We settle on my bed, because it’s the closest one. I take his right hand and focus on his nails, ignoring the sudden increase in my heart rate. And the unsteadiness in my breath.

It’s a good thing I’ve done this so many times before—not to Snow, obviously, but to myself—that he doesn’t notice the slight shaking of my fingers.

“Here. Done,” I say as I finish with his left hand, and make to store the polish.

“Wait,” he says, grabbing my wrist. “Do you– do you want me to paint yours?”

Oh. I didn’t see that coming. I’m paralyzed for a moment, before I answer, “Yes.” Because he’s right there and I’m so weak.

I watch him taking my hand into his. One. He starts painting my nails. Two. He bites his lips while he’s focused and, oh fuck, I can’t tear my eyes off him. Three. Four. Five.

To hell with the three-seconds rule.

“Baz,” Snow says, without taking his eyes off my nails. “Are you staring at me?” Ten. Fuck. Eleven.

“Fuck no,” I say. But I don’t look away.

“Oh.” Oh? He sounds… disappointed? Twenty. Twenty-one.

I try to stay calm but my hand betrays me, shaking. “Why did you want me to paint your nails, Snow?” I manage to say. Thirty-four. Thirty-five.

“I– uhm.” His voice is shaking, his eyes still fixed on my nails. “I– I like how it looks on you.”

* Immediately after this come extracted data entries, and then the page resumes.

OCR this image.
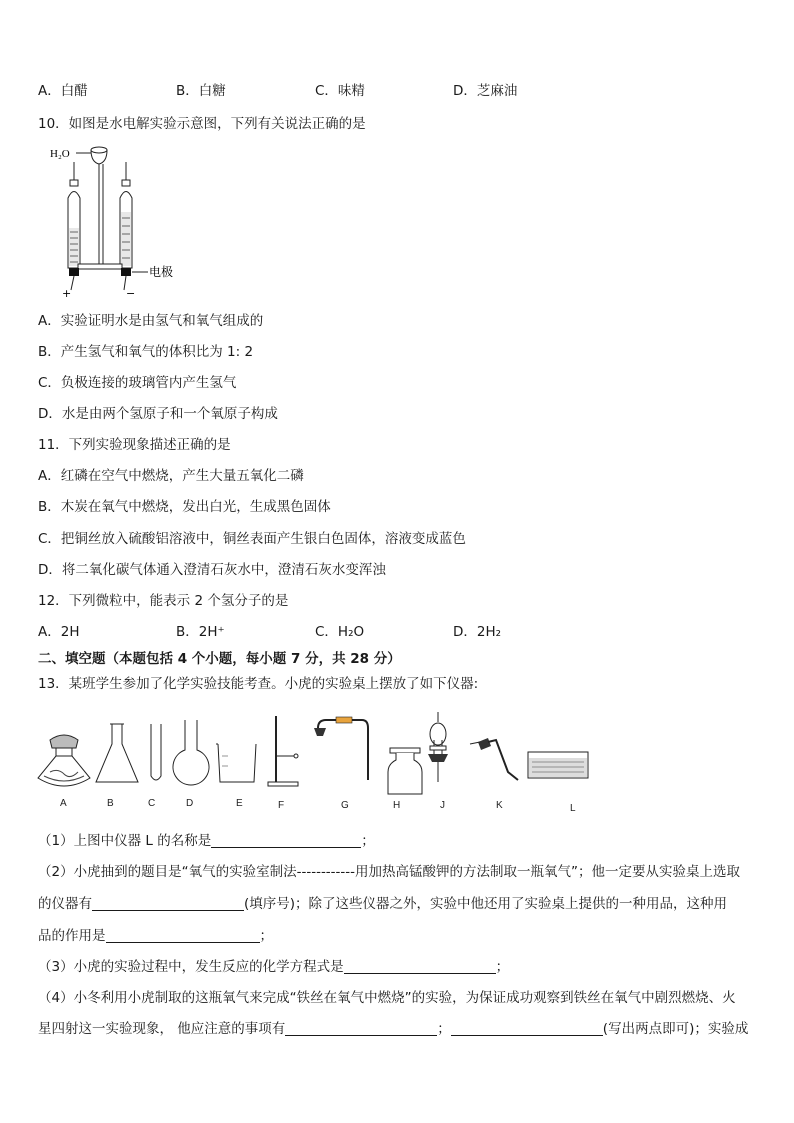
A．白醋	B．白糖	C．味精	D．芝麻油
10．如图是水电解实验示意图，下列有关说法正确的是
H₂O
电极
+	−
A．实验证明水是由氢气和氧气组成的
B．产生氢气和氧气的体积比为 1: 2
C．负极连接的玻璃管内产生氢气
D．水是由两个氢原子和一个氧原子构成
11．下列实验现象描述正确的是
A．红磷在空气中燃烧，产生大量五氧化二磷
B．木炭在氧气中燃烧，发出白光，生成黑色固体
C．把铜丝放入硫酸铝溶液中，铜丝表面产生银白色固体，溶液变成蓝色
D．将二氧化碳气体通入澄清石灰水中，澄清石灰水变浑浊
12．下列微粒中，能表示 2 个氢分子的是
A．2H	B．2H⁺	C．H₂O	D．2H₂
二、填空题（本题包括 4 个小题，每小题 7 分，共 28 分）
13．某班学生参加了化学实验技能考查。小虎的实验桌上摆放了如下仪器:
A	B	C	D	E	F	G	H	J	K	L
（1）上图中仪器 L 的名称是	；
（2）小虎抽到的题目是“氧气的实验室制法------------用加热高锰酸钾的方法制取一瓶氧气”；他一定要从实验桌上选取
的仪器有	(填序号)；除了这些仪器之外，实验中他还用了实验桌上提供的一种用品，这种用
品的作用是	；
（3）小虎的实验过程中，发生反应的化学方程式是	；
（4）小冬利用小虎制取的这瓶氧气来完成“铁丝在氧气中燃烧”的实验，为保证成功观察到铁丝在氧气中剧烈燃烧、火
星四射这一实验现象， 他应注意的事项有	；	(写出两点即可)；实验成
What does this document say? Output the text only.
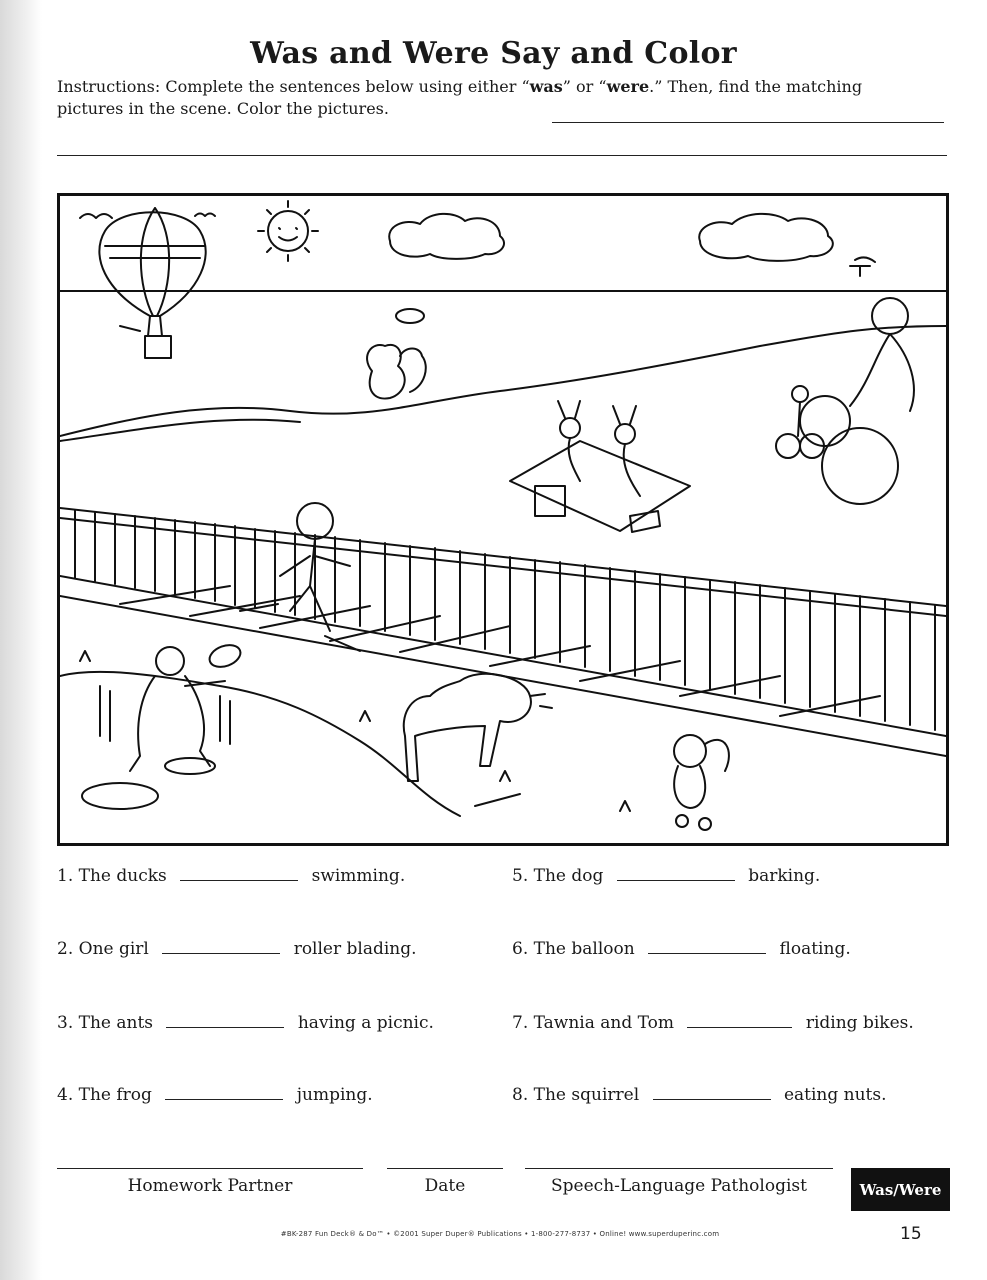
Was and Were Say and Color

Instructions: Complete the sentences below using either “was” or “were.” Then, find the matching pictures in the scene. Color the pictures.

1. The ducks	swimming.
2. One girl	roller blading.
3. The ants	having a picnic.
4. The frog	jumping.
5. The dog	barking.
6. The balloon	floating.
7. Tawnia and Tom	riding bikes.
8. The squirrel	eating nuts.
Homework Partner	Date	Speech-Language Pathologist	Was/Were
#BK-287 Fun Deck® & Do™ • ©2001 Super Duper® Publications • 1-800-277-8737 • Online! www.superduperinc.com	15
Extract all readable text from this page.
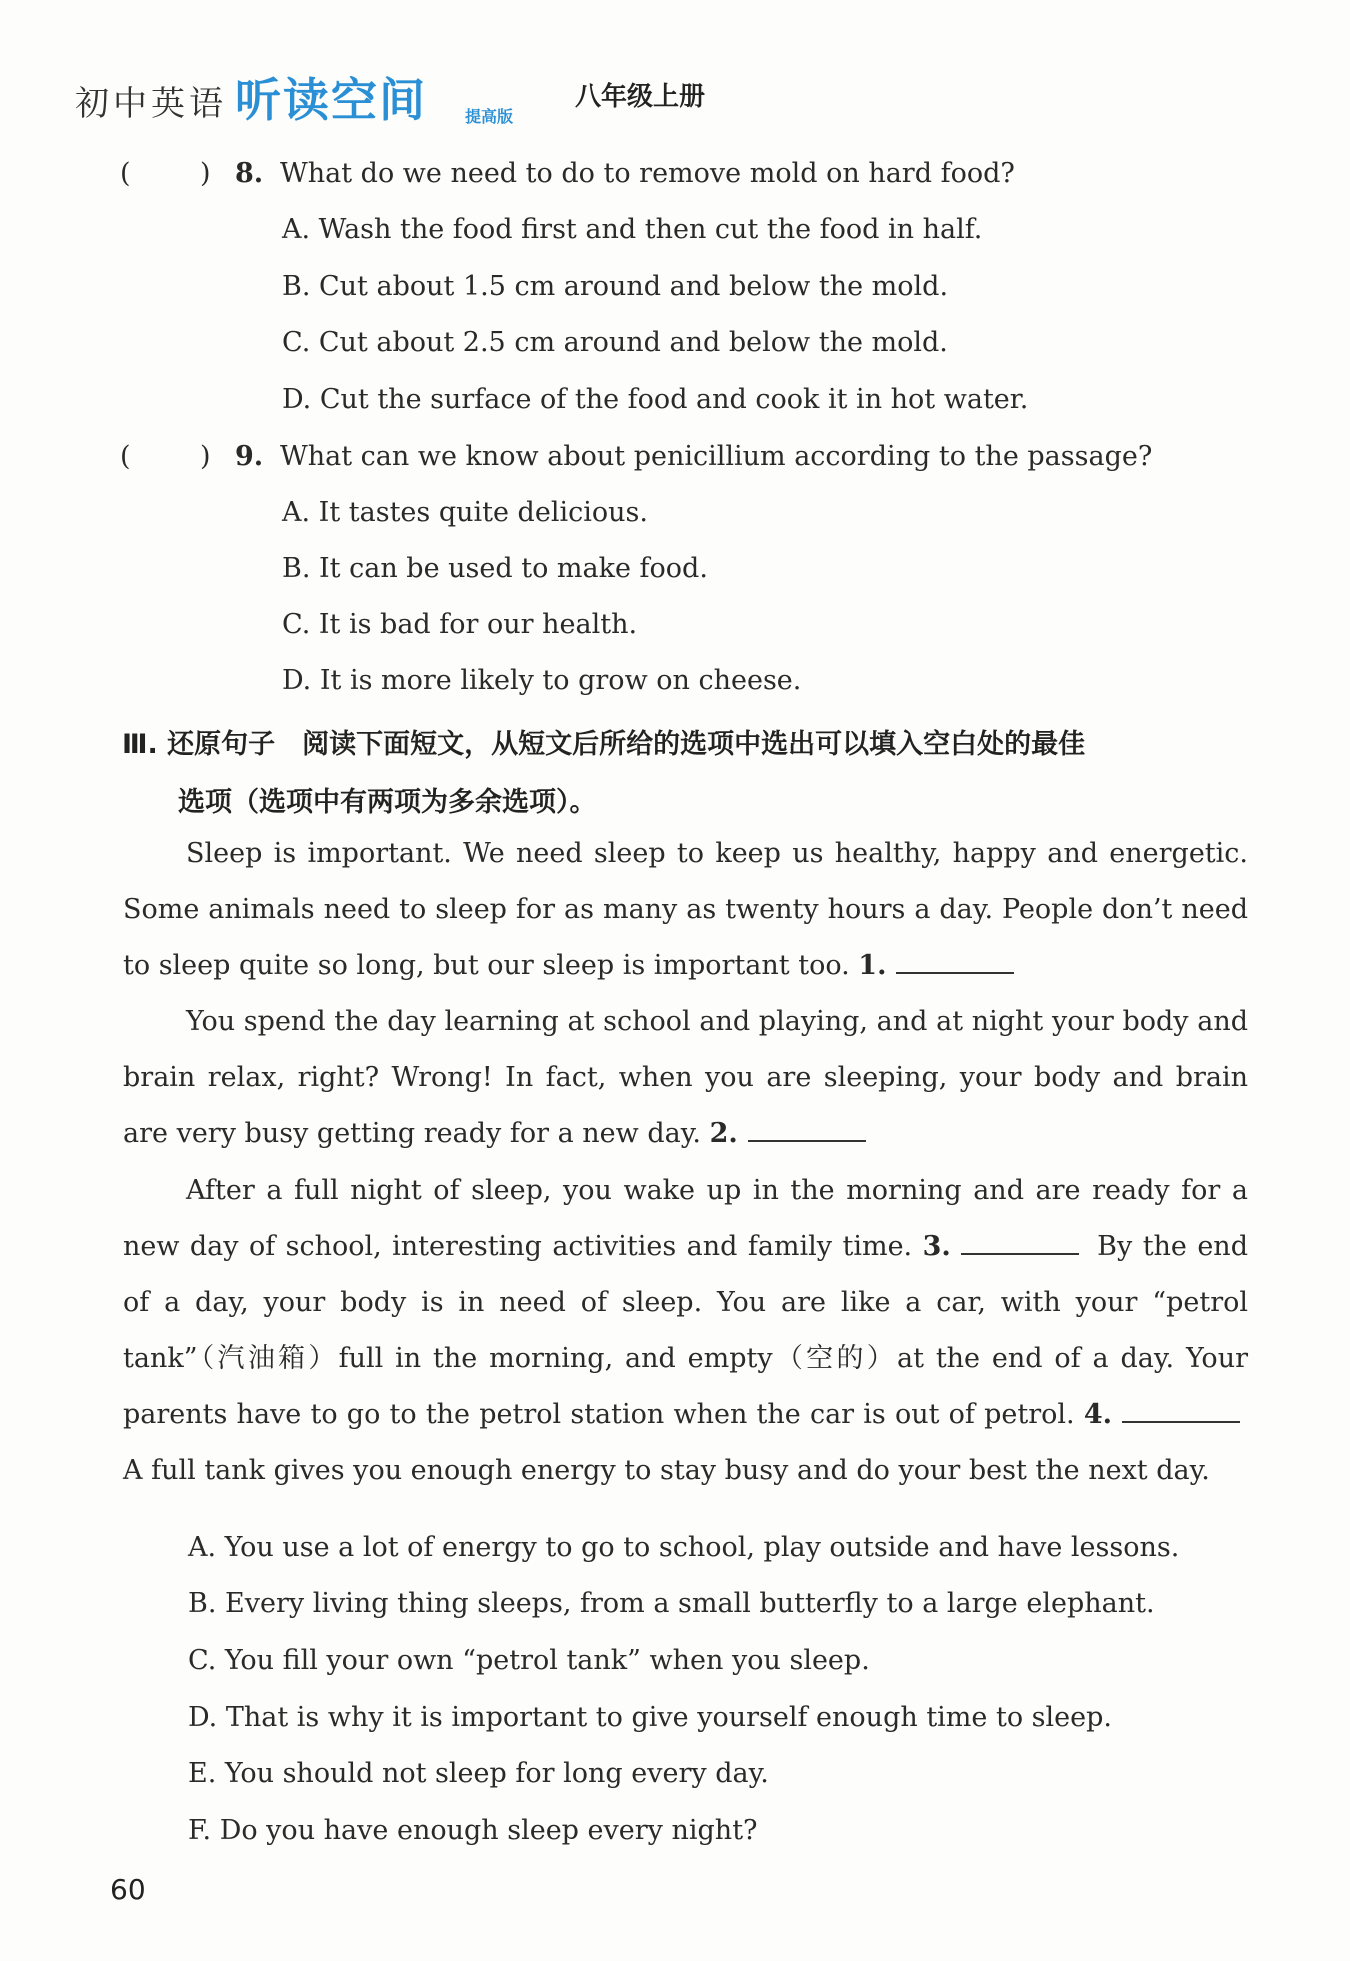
初中英语 听读空间 提高版
八年级上册
(	) 8. What do we need to do to remove mold on hard food?
A. Wash the food first and then cut the food in half.
B. Cut about 1.5 cm around and below the mold.
C. Cut about 2.5 cm around and below the mold.
D. Cut the surface of the food and cook it in hot water.
(	) 9. What can we know about penicillium according to the passage?
A. It tastes quite delicious.
B. It can be used to make food.
C. It is bad for our health.
D. It is more likely to grow on cheese.
Ⅲ. 还原句子　阅读下面短文，从短文后所给的选项中选出可以填入空白处的最佳
选项（选项中有两项为多余选项）。
Sleep is important. We need sleep to keep us healthy, happy and energetic. Some animals need to sleep for as many as twenty hours a day. People don’t need to sleep quite so long, but our sleep is important too. 1.
You spend the day learning at school and playing, and at night your body and brain relax, right? Wrong! In fact, when you are sleeping, your body and brain are very busy getting ready for a new day. 2.
After a full night of sleep, you wake up in the morning and are ready for a new day of school, interesting activities and family time. 3.	By the end of a day, your body is in need of sleep. You are like a car, with your “petrol tank”（汽油箱）full in the morning, and empty（空的）at the end of a day. Your parents have to go to the petrol station when the car is out of petrol. 4. A full tank gives you enough energy to stay busy and do your best the next day.
A. You use a lot of energy to go to school, play outside and have lessons.
B. Every living thing sleeps, from a small butterfly to a large elephant.
C. You fill your own “petrol tank” when you sleep.
D. That is why it is important to give yourself enough time to sleep.
E. You should not sleep for long every day.
F. Do you have enough sleep every night?
60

He swallows again and all I want to do is bite his Adam’s apple. I take a deep breath. “It looks good on you too.” He finally looks back at me and I don’t even bother staring away. I couldn’t even if I wanted. Forty-eight. Forty-nine. Fifty.Snow has this way of looking back that makes me feel like I am being kissed. “You know what else would look good on you?” I ask him.

“What?”

“Me,” I whisper. Fifty-four. Fifty-five.

He stays there, looking at me, processing what I’ve just said. He takes a breath that seems to last three fucking lifetimes and grabs the hem of my crop top. And pulls. Sixty. Sixty-one.

Our mouths clash and I hear the sound of my heart exploding. Or maybe that’s the nail polish falling on the floor. I don’t care. All I care about is Simon devouring me, tasting my tongue, and making sure he doesn’t let me breathe. There is nothing else in the world but my hands on Simon’s hair, kisses, his hand on my belly, and all my body on fire.

Another eternity goes by before we are able to recover our breaths. Or maybe it’s just a second. I don’t know, I lost count ten thousand kisses ago.